All I Want For My 90th Birthday Is To Abolish The Police And Build Our Dream World

"I affixed my Black Lives Matter sign to my walker, put on my PPE and wheeled out into the streets ... The police brutalize and kill too many Black people for me to remain on the sidelines."
The author joins demonstrators in the streets of Manhattan following the killing of George Floyd.
The author joins demonstrators in the streets of Manhattan following the killing of George Floyd.
Photo courtsey of Shatzi Weisberger

I’ll be turning 90 this month, and in celebration, I’ve been going to Black Lives Matter protests and breaking curfew.

I’m well aware of the risks COVID-19 presents to someone my age, but when New York City Mayor Bill de Blasio announced a curfew on demonstrators protesting police violence, I acted as any conscionable citizen would: I affixed my Black Lives Matter sign to my walker, put on my PPE and wheeled out into the streets.

The crowd cheered my arrival; I was pretty much the only gray-haired person in the sea engulfing Central Park West.

This is not to disregard nor underplay the significant threat posed by COVID-19. As a nurse for 47 years, I worked closely with patients with AIDS, and personally witnessed a mounting toll of death. I know all too well the importance of doing everything we can to curb the COVID-19 pandemic.

But quite simply, the risk of not taking action is far greater. The police brutalize and kill too many Black people for me to remain on the sidelines. Like our signs say, “White silence is violence.”

The author in her nurse's uniform at around the age of 21.
The author in her nurse's uniform at around the age of 21.
Photo courtesy of Shatzi Weisberger

In addition to being a longtime nurse, I am also a lifelong activist. It’s clear we cannot confront the twin public health crises of COVID-19 and police violence without addressing the root of systemic racism that plagues our society. It’s the sort of reckoning only a social movement can force upon us.

As the great-granddaughter of Samuel Gompers, founder of the American Federation of Labor, organizing is in my blood.

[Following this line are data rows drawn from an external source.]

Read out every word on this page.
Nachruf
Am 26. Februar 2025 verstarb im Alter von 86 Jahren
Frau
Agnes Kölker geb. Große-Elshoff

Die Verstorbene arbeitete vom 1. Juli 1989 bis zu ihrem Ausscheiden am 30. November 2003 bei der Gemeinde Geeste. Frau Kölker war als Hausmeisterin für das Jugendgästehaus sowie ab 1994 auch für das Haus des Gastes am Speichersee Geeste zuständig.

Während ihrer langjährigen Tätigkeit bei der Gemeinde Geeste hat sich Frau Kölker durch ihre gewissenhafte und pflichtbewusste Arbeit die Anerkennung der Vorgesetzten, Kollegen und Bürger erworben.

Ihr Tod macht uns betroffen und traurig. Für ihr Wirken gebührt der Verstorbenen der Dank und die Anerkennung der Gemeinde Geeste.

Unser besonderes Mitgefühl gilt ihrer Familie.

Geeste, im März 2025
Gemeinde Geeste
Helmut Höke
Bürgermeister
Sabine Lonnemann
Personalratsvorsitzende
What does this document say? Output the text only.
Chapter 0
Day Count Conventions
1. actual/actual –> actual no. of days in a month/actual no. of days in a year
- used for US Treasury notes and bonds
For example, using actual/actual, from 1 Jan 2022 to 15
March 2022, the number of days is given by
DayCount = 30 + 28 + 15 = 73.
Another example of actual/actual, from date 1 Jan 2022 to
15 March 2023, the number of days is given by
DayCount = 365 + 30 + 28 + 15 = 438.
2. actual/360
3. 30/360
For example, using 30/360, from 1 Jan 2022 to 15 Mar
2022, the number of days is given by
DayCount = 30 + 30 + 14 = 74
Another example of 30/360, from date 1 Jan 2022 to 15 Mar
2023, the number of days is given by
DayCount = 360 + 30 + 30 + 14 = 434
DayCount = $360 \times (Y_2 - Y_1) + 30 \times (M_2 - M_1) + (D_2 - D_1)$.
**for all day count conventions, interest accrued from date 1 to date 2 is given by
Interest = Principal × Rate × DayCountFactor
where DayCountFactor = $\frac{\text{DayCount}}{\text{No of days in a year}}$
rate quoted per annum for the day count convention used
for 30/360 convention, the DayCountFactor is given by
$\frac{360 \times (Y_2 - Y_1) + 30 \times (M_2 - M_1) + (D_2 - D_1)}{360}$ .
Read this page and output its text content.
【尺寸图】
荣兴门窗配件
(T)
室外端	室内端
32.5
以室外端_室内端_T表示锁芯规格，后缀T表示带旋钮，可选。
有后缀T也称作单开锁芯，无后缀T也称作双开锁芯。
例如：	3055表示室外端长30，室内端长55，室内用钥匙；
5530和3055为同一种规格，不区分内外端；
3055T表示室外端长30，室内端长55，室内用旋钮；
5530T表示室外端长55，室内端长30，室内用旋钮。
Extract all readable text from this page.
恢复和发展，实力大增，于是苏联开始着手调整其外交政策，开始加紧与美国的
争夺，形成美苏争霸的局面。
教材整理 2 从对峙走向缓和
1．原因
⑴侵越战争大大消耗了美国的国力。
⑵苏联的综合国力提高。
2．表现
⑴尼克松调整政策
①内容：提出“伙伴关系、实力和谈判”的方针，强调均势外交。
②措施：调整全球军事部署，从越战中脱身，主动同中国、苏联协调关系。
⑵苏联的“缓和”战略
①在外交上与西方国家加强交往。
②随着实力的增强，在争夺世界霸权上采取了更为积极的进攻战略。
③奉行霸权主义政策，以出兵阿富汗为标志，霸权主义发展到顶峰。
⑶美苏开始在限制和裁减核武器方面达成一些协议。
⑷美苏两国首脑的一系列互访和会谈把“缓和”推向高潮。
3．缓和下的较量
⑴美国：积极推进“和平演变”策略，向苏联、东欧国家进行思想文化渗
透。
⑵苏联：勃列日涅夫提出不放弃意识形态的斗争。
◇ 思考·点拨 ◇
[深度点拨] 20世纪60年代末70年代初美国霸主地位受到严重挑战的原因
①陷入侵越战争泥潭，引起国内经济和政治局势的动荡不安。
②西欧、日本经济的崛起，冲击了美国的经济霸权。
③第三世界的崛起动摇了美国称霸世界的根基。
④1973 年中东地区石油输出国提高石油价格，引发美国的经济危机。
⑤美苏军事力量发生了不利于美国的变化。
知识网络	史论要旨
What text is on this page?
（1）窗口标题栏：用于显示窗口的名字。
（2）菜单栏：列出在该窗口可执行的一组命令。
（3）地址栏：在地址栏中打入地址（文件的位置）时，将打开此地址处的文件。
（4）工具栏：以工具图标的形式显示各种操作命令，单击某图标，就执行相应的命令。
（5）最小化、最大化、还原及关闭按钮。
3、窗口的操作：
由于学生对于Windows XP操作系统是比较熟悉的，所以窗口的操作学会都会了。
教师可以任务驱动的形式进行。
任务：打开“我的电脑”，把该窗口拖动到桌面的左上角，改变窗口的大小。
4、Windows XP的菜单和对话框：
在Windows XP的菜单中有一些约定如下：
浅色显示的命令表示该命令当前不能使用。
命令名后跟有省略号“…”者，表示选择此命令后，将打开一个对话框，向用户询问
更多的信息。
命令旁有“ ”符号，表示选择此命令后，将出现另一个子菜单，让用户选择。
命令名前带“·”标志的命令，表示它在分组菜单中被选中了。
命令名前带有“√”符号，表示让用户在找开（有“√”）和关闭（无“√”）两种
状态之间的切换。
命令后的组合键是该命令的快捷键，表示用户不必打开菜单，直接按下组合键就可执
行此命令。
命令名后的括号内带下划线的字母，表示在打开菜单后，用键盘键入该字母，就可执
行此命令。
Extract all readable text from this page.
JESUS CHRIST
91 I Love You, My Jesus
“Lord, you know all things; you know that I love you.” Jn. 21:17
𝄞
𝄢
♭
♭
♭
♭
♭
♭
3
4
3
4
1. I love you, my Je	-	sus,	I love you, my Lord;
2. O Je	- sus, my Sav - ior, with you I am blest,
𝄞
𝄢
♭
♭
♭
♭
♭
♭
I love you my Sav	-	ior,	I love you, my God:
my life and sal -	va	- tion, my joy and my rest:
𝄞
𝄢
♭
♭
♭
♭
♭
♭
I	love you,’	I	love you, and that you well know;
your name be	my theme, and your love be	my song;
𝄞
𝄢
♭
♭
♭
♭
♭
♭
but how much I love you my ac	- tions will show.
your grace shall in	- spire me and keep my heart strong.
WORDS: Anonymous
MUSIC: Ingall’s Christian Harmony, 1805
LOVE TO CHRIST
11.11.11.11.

As a white person, I’ve fought against the redlining of Black communities in Long Island. As a Jew, I’ve organized for Palestinian freedom. As a lesbian and a daughter of a lesbian, I’ve struggled against patriarchy and war.

I’ve personally witnessed the power of people coming together to take collective action that truly changed the world. And still, I haven’t seen anything quite like these past few weeks. The incredible Black-led uprisings and multiracial collective actions calling to disarm, defund and disband the police from coast to coast are profoundly historic.

Decades ago, when I sold newspapers advocating prison abolition on the streets of our city, I was written off as left of Left. Now, thanks to this movement, police abolition is on the front page of The New York Times.

The author (right) at a Pride parade with Radical Jewish Lesbians Organizing in the early 1970s.
The author (right) at a Pride parade with Radical Jewish Lesbians Organizing in the early 1970s.
Photo courtesy of Shatzi Weisberger

Since retiring from nursing and full-time organizing, I’ve become a death educator. I support people in creating their ideal dying processes through “Art of Dying” workshops and death cafes. Central to my practice is the belief that people have the right to die as they wish. Prisons and police do the opposite. They cruelly kill Black and brown people prematurely and with impunity, stealing them from their loved ones.

The only way all people will ever be able to live and die as they wish is if we pursue abolition. As the Black feminist tradition teaches us, this is not only about dismantling the current “criminal punishment system” ― it’s about building up a society with equal access to education, health care and housing, as well as investing in transformative ways of addressing harm.

The most basic history lesson shows that police in this country were set up to return runaway slaves, protect private property and enforce racist policies. The young people of today know this history, and that is why they are not chanting for “friendlier, kinder” police. They know that policing in this country is not broken, but is functioning exactly as intended: to terrorize Black communities.

Mayor de Blasio responded to calls for an end to police brutality by leveling even harsher measures against demonstrators, proving what protesters from Minneapolis to New York have been chanting since the killing of George Floyd: “Who keeps us safe? We keep us safe!”

The author (center) at a demonstration outside the Anti-Defamation League in October 2019, where she and others called for the group to end exchanges between U.S. and Israeli police and military.
The author (center) at a demonstration outside the Anti-Defamation League in October 2019, where she and others called for the group to end exchanges between U.S. and Israeli police and military.
Courtesy of Shatzi Weisberger

Although my 90th birthday celebrations were foiled by COVID-19, they were transformed by the uprisings. We must create a world beyond police and a world beyond prisons, where Black people, too, might hope to see their 90th birthdays.

Shatzi Weisberger is a death educator, former nurse and lifelong activist. She is a member of Jewish Voice for Peace.